Gérard, lui, a d’autres préoccupations : il doit partir en vacances au Maroc avec son amie Lucie dans deux jours. Les premières vacances de sa vie ! Il est donc très disposé à suivre l’avis du capitaine Colin, le patron du SRPJ de Cergy, qui a conclu à une disparition volontaire de Corinne Delorme et son compagnon Marco. Deux marginaux sans attaches vivant sur un terrain vague dans un mobile-home. Théo, le fils de Corinne, étant lui-même élevé par sa grand-mère. Malgré tout, Gérard se laisse persuader par Thérèse d’aller faire un tour sur le lieu d’habitation du couple.

Un lieu qui, grâce à l’esprit d’observation hypertrophique de Thérèse, devient très vite le lieu d’un crime : un corps est découvert sous un arbuste, celui de Marco.

Pour Gérard comme pour Colin, tout désigne Corinne : l’arme du crime , un couteau de cuisine, le passé de toxicomane de Corinne, la violence de Marco dont témoigne le seul voisin, Maurice Fargeat. Tout sauf, deux infimes détails qui échappent à tout le monde sauf à Soeur Thérèse : une main étrangère serait intervenue sur les lieux du meurtre pour dissimuler le meurtre et faire croire à une disparition volontaire. Une main qui s’avère être celle du jeune et timide Lieutenant Leclerc, adjoint de Colin. Leclerc, piégé, est forcé d’avouer sa complicité : appelé par Corinne, il a enterré Marco, puis l’enquête. Depuis trois mois, il planque Corinne et refuse de croire à sa culpabilité.

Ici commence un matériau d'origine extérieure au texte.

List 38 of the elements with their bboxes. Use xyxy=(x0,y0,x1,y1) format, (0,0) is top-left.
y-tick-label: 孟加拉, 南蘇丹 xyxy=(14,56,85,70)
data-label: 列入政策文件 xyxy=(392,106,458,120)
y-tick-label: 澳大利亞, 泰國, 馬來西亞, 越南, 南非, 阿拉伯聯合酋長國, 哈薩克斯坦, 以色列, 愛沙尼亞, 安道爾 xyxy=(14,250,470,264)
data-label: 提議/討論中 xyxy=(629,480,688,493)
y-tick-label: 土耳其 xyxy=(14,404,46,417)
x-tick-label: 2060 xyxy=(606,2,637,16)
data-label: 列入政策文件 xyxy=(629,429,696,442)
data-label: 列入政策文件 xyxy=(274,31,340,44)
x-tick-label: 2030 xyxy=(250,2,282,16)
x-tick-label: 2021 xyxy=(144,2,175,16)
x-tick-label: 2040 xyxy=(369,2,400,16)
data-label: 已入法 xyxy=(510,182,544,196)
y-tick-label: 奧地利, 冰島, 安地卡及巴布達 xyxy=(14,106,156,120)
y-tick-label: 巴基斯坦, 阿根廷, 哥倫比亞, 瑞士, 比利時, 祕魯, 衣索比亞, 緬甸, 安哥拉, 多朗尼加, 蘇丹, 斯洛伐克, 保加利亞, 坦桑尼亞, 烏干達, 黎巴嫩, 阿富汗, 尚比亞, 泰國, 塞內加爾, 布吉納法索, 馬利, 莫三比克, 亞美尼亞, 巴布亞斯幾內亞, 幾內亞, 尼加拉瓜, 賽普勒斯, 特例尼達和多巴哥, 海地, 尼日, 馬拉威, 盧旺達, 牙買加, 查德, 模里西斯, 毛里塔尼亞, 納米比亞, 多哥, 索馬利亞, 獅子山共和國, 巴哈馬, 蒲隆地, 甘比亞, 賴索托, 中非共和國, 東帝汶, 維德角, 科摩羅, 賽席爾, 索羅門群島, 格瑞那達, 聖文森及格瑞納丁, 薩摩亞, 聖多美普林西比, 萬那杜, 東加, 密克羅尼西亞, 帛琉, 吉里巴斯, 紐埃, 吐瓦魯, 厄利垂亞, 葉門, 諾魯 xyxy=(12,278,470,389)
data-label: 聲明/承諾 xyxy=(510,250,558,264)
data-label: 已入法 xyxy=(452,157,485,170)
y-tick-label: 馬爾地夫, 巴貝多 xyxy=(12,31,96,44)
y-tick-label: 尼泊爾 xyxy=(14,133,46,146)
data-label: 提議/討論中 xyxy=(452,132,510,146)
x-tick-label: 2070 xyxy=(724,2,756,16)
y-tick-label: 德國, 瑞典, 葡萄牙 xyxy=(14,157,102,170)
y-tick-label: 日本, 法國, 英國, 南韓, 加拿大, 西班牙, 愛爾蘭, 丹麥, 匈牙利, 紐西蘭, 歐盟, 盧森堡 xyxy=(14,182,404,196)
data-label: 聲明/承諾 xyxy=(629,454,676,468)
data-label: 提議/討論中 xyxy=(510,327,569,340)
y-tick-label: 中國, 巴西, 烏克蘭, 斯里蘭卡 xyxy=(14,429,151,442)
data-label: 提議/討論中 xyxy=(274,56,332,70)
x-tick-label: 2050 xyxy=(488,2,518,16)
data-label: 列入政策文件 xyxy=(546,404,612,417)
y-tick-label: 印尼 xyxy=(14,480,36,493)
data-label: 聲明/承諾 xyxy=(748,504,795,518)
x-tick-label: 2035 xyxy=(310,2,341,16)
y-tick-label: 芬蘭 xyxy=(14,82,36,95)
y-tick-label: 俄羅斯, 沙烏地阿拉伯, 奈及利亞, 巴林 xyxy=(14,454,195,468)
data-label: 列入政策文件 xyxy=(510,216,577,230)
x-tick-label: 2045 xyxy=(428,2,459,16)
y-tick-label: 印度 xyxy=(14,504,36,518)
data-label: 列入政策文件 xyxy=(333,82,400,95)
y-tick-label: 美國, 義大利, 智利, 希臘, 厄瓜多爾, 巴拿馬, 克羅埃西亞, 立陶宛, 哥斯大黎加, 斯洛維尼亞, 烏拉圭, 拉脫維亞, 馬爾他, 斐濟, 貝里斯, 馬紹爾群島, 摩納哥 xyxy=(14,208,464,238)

Pourtant, tout accuse Corinne. A commencer par sa cavale. Gérard est prêt à utiliser Théo pour arrêter sa mère, au risque de provoquer l’irréparable entre lui et Thérèse, soucieuse avant tout de préserver un enfant de l’arrestation de sa mère sous ses yeux.

Contre Gérard, Thérèse, sans la moindre preuve, avec pour seules armes sa foi et son courage, va devoir prouver l’innocence de la jeune femme.